LinkedIn and other social media sites have become great ways to connect with contacts professionally. While we are on the topic, make sure your social media profiles are professional. The internet is written in ink ̶ not pencil.
Don’t be afraid to get out of your comfort zone and interact with people you don’t know. You never know how many connections you will make and the quality of the relationships you can build at shows.
Involvement in a variety of local and national organizations is extremely important, both from a business development and a personal and professional development perspective.
Whether you join regional parking associations, groups such as Women In Parking, or even volunteer to moderate a parking session at a tradeshow, it all helps develop your brand.
The way you handle and execute your particular role on a committee or the way you carry yourself at a parking session based on the questions you ask or comments you make can have an impact on the impression you make with your peers and colleagues, so be deliberate and thoughtful.
Determine what you are passionate about and get out there and get involved. Your presence at events plays a huge part in the brand you portray. Also, think about how you can help others, by sharing either insights or experience.
Don’t be afraid to get out of your comfort zone and interact with people you don’t know.
Paying it forward to others is very important for our community of women in the parking industry. Providing help or advice to a peer in the industry can also help down the road when you may need a referral to help you implement your next major project or for help with getting your next job when it is time for a change of pace.
The people with whom you are most likely to interact in your daily life in the parking industry are actually your co-workers.
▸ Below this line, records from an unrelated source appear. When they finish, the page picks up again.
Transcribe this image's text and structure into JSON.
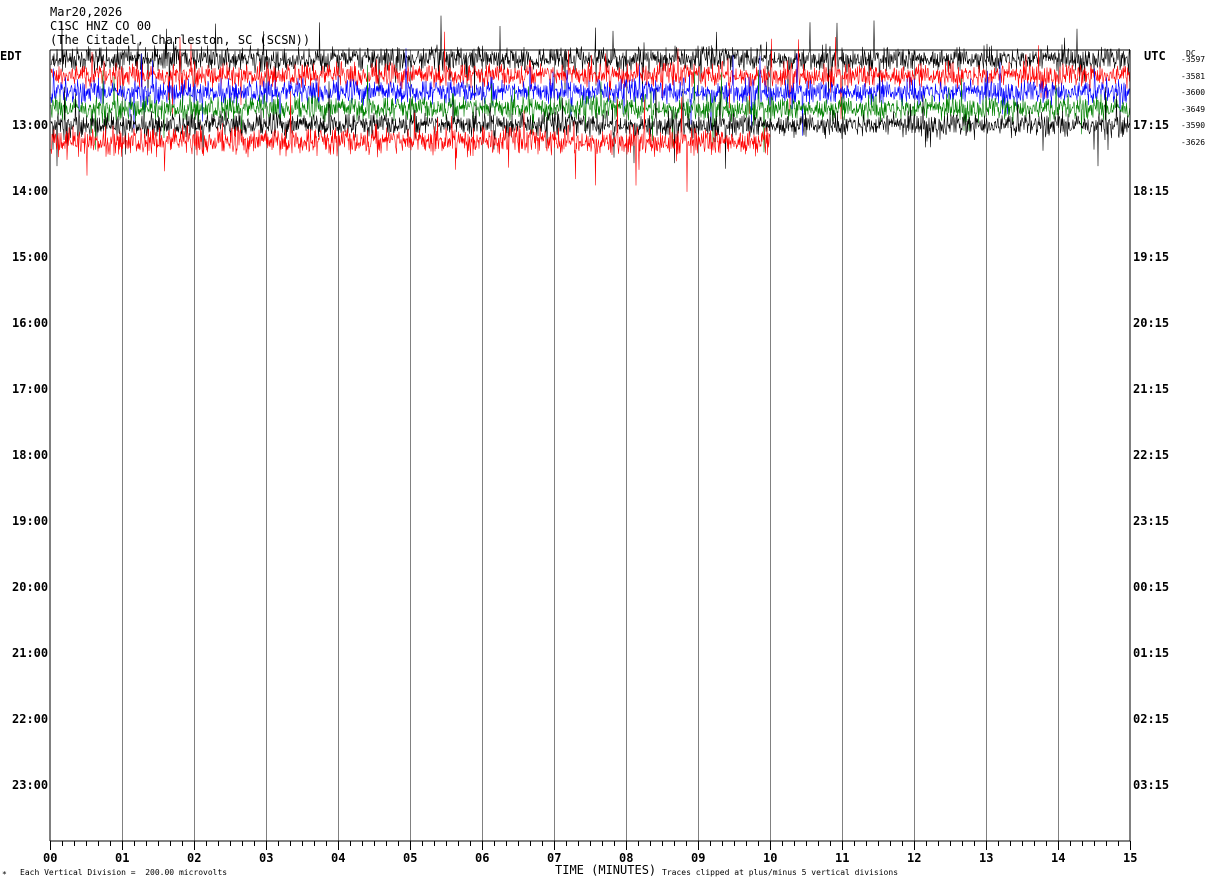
{
  "header": {
    "date": "Mar20,2026",
    "channel": "C1SC HNZ CO 00",
    "station": "(The Citadel, Charleston, SC (SCSN))"
  },
  "left_timezone": "EDT",
  "right_timezone": "UTC",
  "dc_label": "DC",
  "footer": {
    "scale_note": "Each Vertical Division =  200.00 microvolts",
    "clip_note": "Traces clipped at plus/minus 5 vertical divisions",
    "corner_mark": "*"
  },
  "chart_data": {
    "type": "line",
    "title": "",
    "xlabel": "TIME (MINUTES)",
    "xlim": [
      0,
      15
    ],
    "x_ticks": [
      "00",
      "01",
      "02",
      "03",
      "04",
      "05",
      "06",
      "07",
      "08",
      "09",
      "10",
      "11",
      "12",
      "13",
      "14",
      "15"
    ],
    "left_row_labels": [
      "13:00",
      "14:00",
      "15:00",
      "16:00",
      "17:00",
      "18:00",
      "19:00",
      "20:00",
      "21:00",
      "22:00",
      "23:00"
    ],
    "right_row_labels": [
      "17:15",
      "18:15",
      "19:15",
      "20:15",
      "21:15",
      "22:15",
      "23:15",
      "00:15",
      "01:15",
      "02:15",
      "03:15"
    ],
    "rows_per_hour": 4,
    "total_rows": 48,
    "colors": [
      "#000000",
      "#ff0000",
      "#0000ff",
      "#008000"
    ],
    "traces": [
      {
        "row": 0,
        "color": "#000000",
        "end_minute": 15,
        "dc_offset": "-3597"
      },
      {
        "row": 1,
        "color": "#ff0000",
        "end_minute": 15,
        "dc_offset": "-3581"
      },
      {
        "row": 2,
        "color": "#0000ff",
        "end_minute": 15,
        "dc_offset": "-3600"
      },
      {
        "row": 3,
        "color": "#008000",
        "end_minute": 15,
        "dc_offset": "-3649"
      },
      {
        "row": 4,
        "color": "#000000",
        "end_minute": 15,
        "dc_offset": "-3590"
      },
      {
        "row": 5,
        "color": "#ff0000",
        "end_minute": 10,
        "dc_offset": "-3626"
      }
    ]
  }
}
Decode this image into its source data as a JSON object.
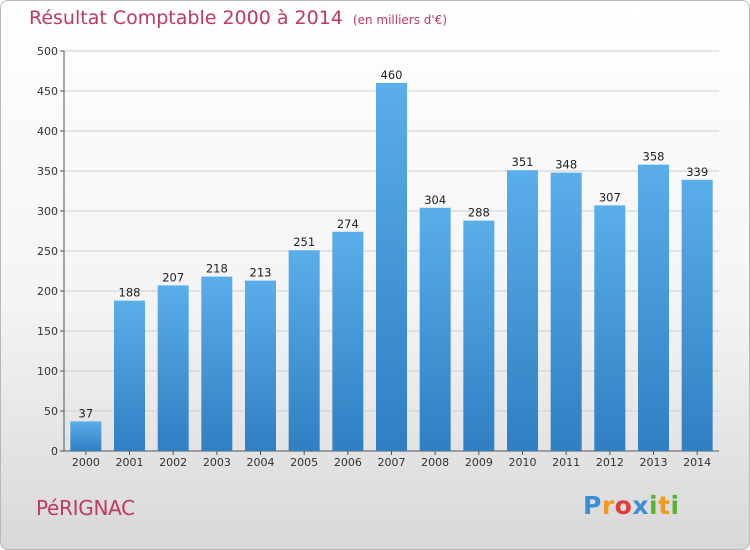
{
  "title": "Résultat Comptable 2000 à 2014",
  "subtitle": "(en milliers d'€)",
  "commune": "PéRIGNAC",
  "logo": {
    "text": "Proxiti",
    "letters": [
      {
        "ch": "P",
        "color": "#3a8fd6"
      },
      {
        "ch": "r",
        "color": "#f39a1e"
      },
      {
        "ch": "o",
        "color": "#e23b3b"
      },
      {
        "ch": "x",
        "color": "#3a8fd6"
      },
      {
        "ch": "i",
        "color": "#5bb030"
      },
      {
        "ch": "t",
        "color": "#f39a1e"
      },
      {
        "ch": "i",
        "color": "#5bb030"
      }
    ]
  },
  "colors": {
    "bar": "#4a9fe0",
    "bar_dark": "#2f7fc2",
    "accent": "#c0395f"
  },
  "chart_data": {
    "type": "bar",
    "title": "Résultat Comptable 2000 à 2014",
    "xlabel": "",
    "ylabel": "",
    "categories": [
      "2000",
      "2001",
      "2002",
      "2003",
      "2004",
      "2005",
      "2006",
      "2007",
      "2008",
      "2009",
      "2010",
      "2011",
      "2012",
      "2013",
      "2014"
    ],
    "values": [
      37,
      188,
      207,
      218,
      213,
      251,
      274,
      460,
      304,
      288,
      351,
      348,
      307,
      358,
      339
    ],
    "ylim": [
      0,
      500
    ],
    "yticks": [
      0,
      50,
      100,
      150,
      200,
      250,
      300,
      350,
      400,
      450,
      500
    ],
    "grid": true,
    "legend": "none"
  }
}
Many of us may forget that it is equally important to positively represent ourselves to our peers within our organization as it is to do the same externally.
These days, it’s so easy to be tempted to check our phones during meetings ̶ just remember that those small signals send a message ̶ and we want to be sending the right message!
The way you present yourself in meetings should show that you care about the topic at hand and want to be involved in finding a solution. In the same way, the hiring process ̶ whether you’re a candidate, a hiring manager, an interviewer, or an HR professional ̶ provides regular opportunities to champion your brand.
Every interaction with others, whether a phone screen, in-person interview, an email, a LinkedIn message, a regular team meeting, or casual networking conversation, is an opportunity to represent a brand.
Things such as tone of voice, the type of language you use, and your body language can impact impressions. It is important to make an effort to ensure that every interaction reflects positively on you, your organization and your industry.
The good news is that you can affect your brand and build long-lasting interactions within our industry and your community. Every single interaction is an opportunity to tell a positive story about you, your company, and your brand, so make the most of every interaction.